The illness arterial occlusive is four times old in the diabetic population that in which they don't suffer this illness. Although the vascular outlying illness in the diabetics is the result of a atherosclerosis accelerated in whose pathology intervenes different factors, it is similar to which they present the people not diabetics.


The factors of risk associated with the development of vascular outlying illness is:

arterial hypertension, micro-albuminuria, hyperglucemia, hyperinsulinism and obesity. These factors of risk should be controlled appropriately.

To level of the microcirculation a augmenting of the basal capillary membrane exists. This augmenting is not oclusive and is the structural dominant change in the retinopathy and in the nephopathy. The consequence is an increase from the capillary permeability and a deterioration in the self-regulation of the flow that the kidney show for micro-albuminuria and in the eye for the formation of oozing (detachment of retina).

In the diabetic ulcer these changes could hinder the migration leukotakis as well as the answer hyperemia that takes place after a lesion. This would facilitate the infection as well as the progression of the same.

The diabetic nephopathy is complex and heterogeneous disorder that involve a wide range of abnormalities that they affect so much to the system nervous peripheral like to the nervous autonomous.

The diabetic patients due to the vascular inadequacy and to the nephopathy, they present a greater risk of presenting lesions that the individuals not diabetics and, that once the infection has settled down, it present an old graveness. The extremity [isquémica] doesn't respond to the infection with increment of the local perfusion, formation of edema and infiltration leukotakis of the same form that the extremity well vascularization. Neither the antibiotics arrive to the place of the infection in an appropriate concentration due to the inadequate tissular perfusión.

Typically, the segmental lesions have a preference for the arteries infra-geniculum and it is accustomed to respect the arteries of the foot. The factors of risk associated with the development of vascular outlying illness is: tobacco, arterial hypertension, hyperglucemia, hyperinsulinism, obesity and micro-albuminuria. These factors of risk should be controlled of appropriate form, since for example the arterial hypertension associates with an increment in the risk of amputation.

To level of the microcirculation a augmenting of the basal capillary membrane exists. This augmenting is not oclusive and is the structural dominant change in the retinopathy and in the nephropathy. The consequence is an increase from the capillary permeability and a deterioration in the self-regulation of the flow that in the kidney show for micro-albuminuria and in the eye for the formation of exudate.
In the diabetic foot are speculated that these changes could hinder the migration eukocitoclasis as well as the hyperemical answer that takes place after a lesion. This would facilitate the infection as well as the progression of the same.

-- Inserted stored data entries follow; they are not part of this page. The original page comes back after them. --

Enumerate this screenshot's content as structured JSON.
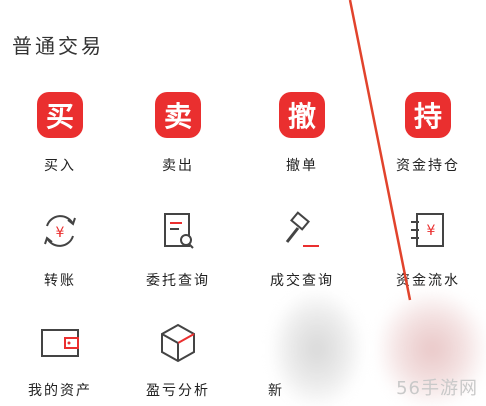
{
  "section": {
    "title": "普通交易"
  },
  "row1": [
    {
      "badge": "买",
      "label": "买入"
    },
    {
      "badge": "卖",
      "label": "卖出"
    },
    {
      "badge": "撤",
      "label": "撤单"
    },
    {
      "badge": "持",
      "label": "资金持仓"
    }
  ],
  "row2": [
    {
      "icon": "transfer-icon",
      "label": "转账"
    },
    {
      "icon": "order-query-icon",
      "label": "委托查询"
    },
    {
      "icon": "deal-query-icon",
      "label": "成交查询"
    },
    {
      "icon": "fund-flow-icon",
      "label": "资金流水"
    }
  ],
  "row3": [
    {
      "icon": "wallet-icon",
      "label": "我的资产"
    },
    {
      "icon": "profit-analysis-icon",
      "label": "盈亏分析"
    },
    {
      "icon": "blurred-icon",
      "label": "新"
    }
  ],
  "watermark": "56手游网",
  "colors": {
    "accent": "#ea2f2f",
    "icon_gray": "#444444"
  }
}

The ulcerate it owe [desbridarse] regularly, with the elimination of the whole callus and of the tissue not viable formed around her ulcerates. This facilitates the formation of a wound with knitting of healthy granulation that cure starting from the base and not starting from the borders.
In the face of the existence of infection, antibiotics of wide spectrum with covering are required aerobic and anaerobe, including streptococcus and staphilococcus.

The sphere of action of this therapeutic system, it has a proven answer, benefitting the patient for the obtained results and avoiding in many cases have to appeal methods invalidating and bloody like the surgery.
The evolution of the affected member, he/she/it/you goes accompanied by an improvement of the pathology of base.

 

Anti-inflamatory, Analgesic and Regenerativa; It improve the sanguine circulation, especially the micro-circulation; The saturation increases of oxygen; It stimulate the metabolism to cellular level; The edematization diminishes; it favor the formation of antibodies; Active the Immunológic system; it favor the synthesis of the colagen; It increase the revascularization; it doesn't produce adverse or secondary effects, neither it begin no process [iatrogénico]. It is 100% sure.